Pelo contrário, a reversão da concessão e a assunção do serviço pelo município vai permitir uma redução de 5% nas tarifas e, por conseguinte, uma redução na fatura dos consumidores domésticos.

Enquanto a manutenção do serviço pela Be Water implicaria um aumento dos gastos na ordem dos 2,6 milhões de euros por ano, a exploração do sistema pela câmara vai implicar um custo anual de cerca de 2,3 milhões de euros.

A rescisão do contrato de concessão poderá implicar para a câmara municipal uma despesa até 11,6 milhões de euros.

Para o efeito, deverá contrair um empréstimo de 30 milhões de euros a 15 anos para indemnizar a concessionária e investir ainda na renovação e ampliação da rede municipal de água e de saneamento, avaliadas em cerca de 13 milhões de euros.

Na reunião de câmara, à porta fechada, a proposta foi aprovada por unanimidade pela maioria PSD e pelo PS, já que a CDU esteve ausente.

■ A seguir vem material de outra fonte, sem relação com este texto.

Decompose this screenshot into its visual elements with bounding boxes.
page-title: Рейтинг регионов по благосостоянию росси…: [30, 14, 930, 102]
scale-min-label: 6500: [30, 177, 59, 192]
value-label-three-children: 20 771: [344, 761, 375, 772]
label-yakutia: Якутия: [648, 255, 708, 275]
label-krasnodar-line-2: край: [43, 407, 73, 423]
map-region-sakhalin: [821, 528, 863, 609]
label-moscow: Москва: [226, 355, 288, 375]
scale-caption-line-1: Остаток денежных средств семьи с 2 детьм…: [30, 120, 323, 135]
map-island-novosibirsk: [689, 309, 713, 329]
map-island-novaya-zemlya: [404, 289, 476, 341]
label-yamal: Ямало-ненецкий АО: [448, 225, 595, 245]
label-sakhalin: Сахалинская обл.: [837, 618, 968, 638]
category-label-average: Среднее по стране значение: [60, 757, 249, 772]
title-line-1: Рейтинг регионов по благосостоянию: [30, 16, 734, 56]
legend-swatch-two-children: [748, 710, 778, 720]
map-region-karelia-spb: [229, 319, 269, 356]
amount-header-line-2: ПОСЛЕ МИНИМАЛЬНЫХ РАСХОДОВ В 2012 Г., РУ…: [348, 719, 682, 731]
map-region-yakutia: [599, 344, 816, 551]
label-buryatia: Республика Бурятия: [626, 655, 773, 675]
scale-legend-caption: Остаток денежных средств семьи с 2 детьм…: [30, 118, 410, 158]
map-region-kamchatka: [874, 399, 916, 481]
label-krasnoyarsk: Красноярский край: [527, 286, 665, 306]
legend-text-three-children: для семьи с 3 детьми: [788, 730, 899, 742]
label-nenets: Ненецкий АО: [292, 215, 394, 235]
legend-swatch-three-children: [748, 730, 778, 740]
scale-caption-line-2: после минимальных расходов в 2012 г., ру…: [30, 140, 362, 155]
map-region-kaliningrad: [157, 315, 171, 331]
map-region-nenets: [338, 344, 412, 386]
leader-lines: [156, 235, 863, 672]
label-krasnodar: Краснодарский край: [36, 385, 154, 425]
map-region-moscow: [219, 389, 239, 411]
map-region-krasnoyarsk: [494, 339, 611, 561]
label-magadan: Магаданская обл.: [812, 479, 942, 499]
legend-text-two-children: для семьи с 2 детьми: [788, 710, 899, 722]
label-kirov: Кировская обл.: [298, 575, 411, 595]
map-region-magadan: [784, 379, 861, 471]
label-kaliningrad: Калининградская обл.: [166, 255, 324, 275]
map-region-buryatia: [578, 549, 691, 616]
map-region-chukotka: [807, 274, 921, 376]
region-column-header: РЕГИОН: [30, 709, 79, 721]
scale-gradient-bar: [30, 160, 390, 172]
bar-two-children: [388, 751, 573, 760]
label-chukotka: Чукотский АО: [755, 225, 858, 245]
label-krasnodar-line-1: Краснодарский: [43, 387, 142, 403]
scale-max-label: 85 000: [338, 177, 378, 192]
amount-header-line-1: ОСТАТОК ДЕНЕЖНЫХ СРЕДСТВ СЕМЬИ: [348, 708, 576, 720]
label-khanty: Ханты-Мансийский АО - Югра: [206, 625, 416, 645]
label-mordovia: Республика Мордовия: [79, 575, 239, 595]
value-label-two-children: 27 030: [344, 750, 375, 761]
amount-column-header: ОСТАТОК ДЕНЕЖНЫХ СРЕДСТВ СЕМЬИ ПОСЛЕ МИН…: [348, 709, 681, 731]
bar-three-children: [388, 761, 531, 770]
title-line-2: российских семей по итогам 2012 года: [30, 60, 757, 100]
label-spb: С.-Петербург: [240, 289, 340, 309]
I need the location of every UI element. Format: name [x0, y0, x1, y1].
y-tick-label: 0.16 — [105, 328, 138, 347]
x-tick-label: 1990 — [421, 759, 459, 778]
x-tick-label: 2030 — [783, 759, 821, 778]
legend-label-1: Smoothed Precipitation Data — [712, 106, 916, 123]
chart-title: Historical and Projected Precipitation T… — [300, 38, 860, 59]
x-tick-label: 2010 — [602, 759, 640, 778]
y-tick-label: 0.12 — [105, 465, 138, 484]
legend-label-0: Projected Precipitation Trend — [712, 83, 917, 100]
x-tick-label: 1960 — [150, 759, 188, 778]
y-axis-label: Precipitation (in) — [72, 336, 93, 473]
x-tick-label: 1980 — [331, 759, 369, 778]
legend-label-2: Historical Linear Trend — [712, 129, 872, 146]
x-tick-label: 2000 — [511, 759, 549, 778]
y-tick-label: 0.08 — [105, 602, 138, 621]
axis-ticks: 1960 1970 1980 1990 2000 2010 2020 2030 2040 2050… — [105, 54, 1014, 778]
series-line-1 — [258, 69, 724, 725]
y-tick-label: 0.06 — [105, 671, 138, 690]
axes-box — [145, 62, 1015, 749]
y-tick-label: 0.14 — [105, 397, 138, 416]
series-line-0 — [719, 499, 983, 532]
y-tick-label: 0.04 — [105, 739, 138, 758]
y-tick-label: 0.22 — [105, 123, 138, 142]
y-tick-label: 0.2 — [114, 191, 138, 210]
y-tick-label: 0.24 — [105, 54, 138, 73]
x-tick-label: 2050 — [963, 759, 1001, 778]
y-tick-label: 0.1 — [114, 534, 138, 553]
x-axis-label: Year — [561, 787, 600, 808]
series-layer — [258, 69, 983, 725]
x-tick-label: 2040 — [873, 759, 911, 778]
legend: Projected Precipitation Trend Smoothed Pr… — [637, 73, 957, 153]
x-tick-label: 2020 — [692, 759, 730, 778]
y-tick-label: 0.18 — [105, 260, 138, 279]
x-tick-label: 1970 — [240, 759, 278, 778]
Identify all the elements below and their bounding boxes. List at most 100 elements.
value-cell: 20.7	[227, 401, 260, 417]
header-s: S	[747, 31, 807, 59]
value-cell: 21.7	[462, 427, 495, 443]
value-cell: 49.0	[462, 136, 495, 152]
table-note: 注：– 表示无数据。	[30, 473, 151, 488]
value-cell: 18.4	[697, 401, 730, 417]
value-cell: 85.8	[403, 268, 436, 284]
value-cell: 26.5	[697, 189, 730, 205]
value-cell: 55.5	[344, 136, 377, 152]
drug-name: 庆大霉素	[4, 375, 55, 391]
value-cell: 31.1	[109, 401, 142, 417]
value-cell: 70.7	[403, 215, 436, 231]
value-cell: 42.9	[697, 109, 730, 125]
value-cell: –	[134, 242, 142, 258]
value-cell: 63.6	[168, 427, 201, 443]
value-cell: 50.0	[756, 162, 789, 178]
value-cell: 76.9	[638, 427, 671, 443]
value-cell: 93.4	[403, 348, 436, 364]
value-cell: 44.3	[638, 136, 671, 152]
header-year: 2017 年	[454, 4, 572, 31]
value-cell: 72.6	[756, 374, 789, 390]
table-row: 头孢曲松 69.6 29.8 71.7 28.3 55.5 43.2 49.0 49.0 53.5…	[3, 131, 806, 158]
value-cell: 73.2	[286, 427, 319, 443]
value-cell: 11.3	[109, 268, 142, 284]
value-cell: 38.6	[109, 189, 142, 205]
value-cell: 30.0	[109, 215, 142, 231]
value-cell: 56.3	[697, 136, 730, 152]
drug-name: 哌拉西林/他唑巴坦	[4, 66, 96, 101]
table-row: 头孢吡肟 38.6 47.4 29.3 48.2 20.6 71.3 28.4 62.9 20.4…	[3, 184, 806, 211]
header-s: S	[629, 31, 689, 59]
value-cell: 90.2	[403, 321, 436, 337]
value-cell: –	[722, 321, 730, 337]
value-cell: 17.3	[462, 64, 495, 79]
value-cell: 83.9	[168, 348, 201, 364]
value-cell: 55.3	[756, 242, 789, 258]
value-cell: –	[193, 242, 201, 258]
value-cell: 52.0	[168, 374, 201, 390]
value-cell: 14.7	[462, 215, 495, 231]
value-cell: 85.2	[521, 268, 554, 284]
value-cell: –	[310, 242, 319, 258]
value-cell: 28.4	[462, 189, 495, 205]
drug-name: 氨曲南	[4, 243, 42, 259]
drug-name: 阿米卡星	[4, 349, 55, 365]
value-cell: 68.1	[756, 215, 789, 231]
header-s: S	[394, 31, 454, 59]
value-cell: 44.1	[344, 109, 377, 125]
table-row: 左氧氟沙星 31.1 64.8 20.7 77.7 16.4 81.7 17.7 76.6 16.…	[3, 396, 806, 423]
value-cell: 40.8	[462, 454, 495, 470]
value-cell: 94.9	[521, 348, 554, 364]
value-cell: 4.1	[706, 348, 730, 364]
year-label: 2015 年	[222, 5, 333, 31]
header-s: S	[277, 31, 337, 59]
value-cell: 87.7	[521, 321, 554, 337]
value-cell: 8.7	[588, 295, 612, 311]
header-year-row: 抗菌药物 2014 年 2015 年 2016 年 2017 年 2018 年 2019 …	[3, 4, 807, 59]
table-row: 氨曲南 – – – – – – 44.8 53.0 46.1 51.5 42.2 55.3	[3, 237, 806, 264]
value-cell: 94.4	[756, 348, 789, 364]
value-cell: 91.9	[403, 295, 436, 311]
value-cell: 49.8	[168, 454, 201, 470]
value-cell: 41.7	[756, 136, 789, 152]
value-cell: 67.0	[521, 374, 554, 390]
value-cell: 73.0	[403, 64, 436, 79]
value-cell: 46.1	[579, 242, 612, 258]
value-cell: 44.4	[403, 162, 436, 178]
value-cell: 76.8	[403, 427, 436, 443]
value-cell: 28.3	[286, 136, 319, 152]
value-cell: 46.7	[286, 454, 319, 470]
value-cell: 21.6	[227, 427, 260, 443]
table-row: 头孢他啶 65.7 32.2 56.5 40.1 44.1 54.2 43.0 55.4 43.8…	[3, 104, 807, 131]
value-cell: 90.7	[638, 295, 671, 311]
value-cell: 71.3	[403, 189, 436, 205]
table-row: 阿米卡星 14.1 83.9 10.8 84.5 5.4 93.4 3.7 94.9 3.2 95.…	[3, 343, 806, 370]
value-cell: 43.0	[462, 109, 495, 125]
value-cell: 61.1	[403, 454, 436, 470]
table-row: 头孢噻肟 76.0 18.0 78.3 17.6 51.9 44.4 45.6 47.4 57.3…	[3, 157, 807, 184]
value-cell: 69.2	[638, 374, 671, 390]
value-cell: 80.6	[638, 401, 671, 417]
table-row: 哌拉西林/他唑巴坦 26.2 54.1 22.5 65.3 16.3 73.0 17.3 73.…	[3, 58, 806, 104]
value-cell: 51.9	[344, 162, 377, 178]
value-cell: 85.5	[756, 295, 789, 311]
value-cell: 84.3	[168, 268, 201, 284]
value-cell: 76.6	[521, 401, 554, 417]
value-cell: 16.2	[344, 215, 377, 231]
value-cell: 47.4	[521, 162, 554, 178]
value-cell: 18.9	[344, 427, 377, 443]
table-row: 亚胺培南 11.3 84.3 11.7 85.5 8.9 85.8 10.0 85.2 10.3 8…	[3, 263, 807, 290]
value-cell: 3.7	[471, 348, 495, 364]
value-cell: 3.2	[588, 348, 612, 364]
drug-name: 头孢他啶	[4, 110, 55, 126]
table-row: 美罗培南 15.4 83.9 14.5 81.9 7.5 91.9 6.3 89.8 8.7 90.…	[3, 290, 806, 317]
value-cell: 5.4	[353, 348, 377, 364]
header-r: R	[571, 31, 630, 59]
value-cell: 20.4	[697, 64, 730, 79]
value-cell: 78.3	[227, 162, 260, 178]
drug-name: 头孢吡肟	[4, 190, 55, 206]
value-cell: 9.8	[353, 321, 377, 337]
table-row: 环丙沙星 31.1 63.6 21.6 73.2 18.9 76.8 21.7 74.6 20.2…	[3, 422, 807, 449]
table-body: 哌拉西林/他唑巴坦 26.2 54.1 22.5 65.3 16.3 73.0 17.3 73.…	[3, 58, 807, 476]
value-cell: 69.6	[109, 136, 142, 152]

O vereador em substituição do PS Renato Alves dos Santos mostrou-se favorável à decisão, lembrando que os socialistas, ao longo dos anos, sempre alertaram que a concessão era “prejudicial à população” não só pelos custos que implicava, mas também por não investir na renovação da rede de águas residuais.

Além disso, considerou benéfica que a assunção do serviço pela câmara permita reduzir as tarifas em 5% junto dos habitantes do concelho e que, apesar de o município ter de recorrer à banca, “não está em risco a sua saúde financeira”.

A câmara esclareceu ainda que todos os trabalhadores da concessionária serão transferidos para a futura entidade gestora do serviço, a ser criada pela câmara, com capitais 100% municipais.

O abastecimento em alta refere-se à captação, ao tratamento e ao fornecimento de água aos reservatórios dos municípios, enquanto o abastecimento em baixa equivale à rede de distribuição de água dos reservatórios até ao consumidor final.

Escutado pela TSF, o presidente do Sindicato dos Trabalhadores da Administração Local (STAL) admite que não estavam à espera desta decisão que é muito importante e simbólica.

José Correia explica que há décadas que os sindicatos andam a alertar para os efeitos negativos de privatizar um bem essencial como a água.

Há três anos a empresa que tinha a concessão da água em Mafra foi comprada pela maior empresa chinesa do setor.

O sindicalista acredita que este regresso a mãos públicas pode ser o primeiro de vários.